The presence of cancer and its treatment make diagnosis and management of VTE difficult. There are gaps in our understanding regarding the clinical impact of VTE in a cancer patient and the interplay between cancer, its treatment and thrombosis, which could lead to ambiguity and complacency over its recognition, diagnosis, treatment and recordable outcome. We suggest that this could contribute to preventable morbidity and mortality of cancer patients, especially in those with highly thrombogenic tumours. We hope to cast some doubt on the explanation that the survivorship shortfall in patients with VTE is solely an epiphenomenon of a more aggressive malignancy or chemo-resistant tumours. We have made some suggestions that may help direct further efforts to inform this field (Box 3).
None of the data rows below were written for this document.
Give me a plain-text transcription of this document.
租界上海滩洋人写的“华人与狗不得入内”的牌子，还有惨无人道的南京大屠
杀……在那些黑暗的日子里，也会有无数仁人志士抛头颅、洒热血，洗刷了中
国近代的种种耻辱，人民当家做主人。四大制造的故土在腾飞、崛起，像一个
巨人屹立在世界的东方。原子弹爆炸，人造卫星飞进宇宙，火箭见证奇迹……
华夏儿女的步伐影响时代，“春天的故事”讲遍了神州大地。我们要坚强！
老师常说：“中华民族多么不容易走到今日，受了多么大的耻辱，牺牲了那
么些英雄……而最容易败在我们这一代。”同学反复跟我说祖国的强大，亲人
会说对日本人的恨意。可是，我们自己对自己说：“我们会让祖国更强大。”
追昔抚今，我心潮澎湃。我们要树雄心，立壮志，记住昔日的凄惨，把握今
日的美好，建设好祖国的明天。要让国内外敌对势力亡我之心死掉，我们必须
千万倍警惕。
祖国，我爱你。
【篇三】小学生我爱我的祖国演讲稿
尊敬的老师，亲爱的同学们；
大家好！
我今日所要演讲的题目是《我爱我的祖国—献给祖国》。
A clinically relevant grading system for recording VTE in cancer trials, systematic study of the clinical impact of co-incidental/silent VTE and continued research into optimal anticoagulation are urgently needed to close some of these gaps. A higher level of clinical suspicion, a greater understanding of the complexities of cancer-related VTE, with strategies for prevention, recognition and management, and research into developing biological predictive markers of VTE are required to improve the current situation. If not, Trousseau's legacy will continue, exposing the shortcomings of the contemporary clinical method.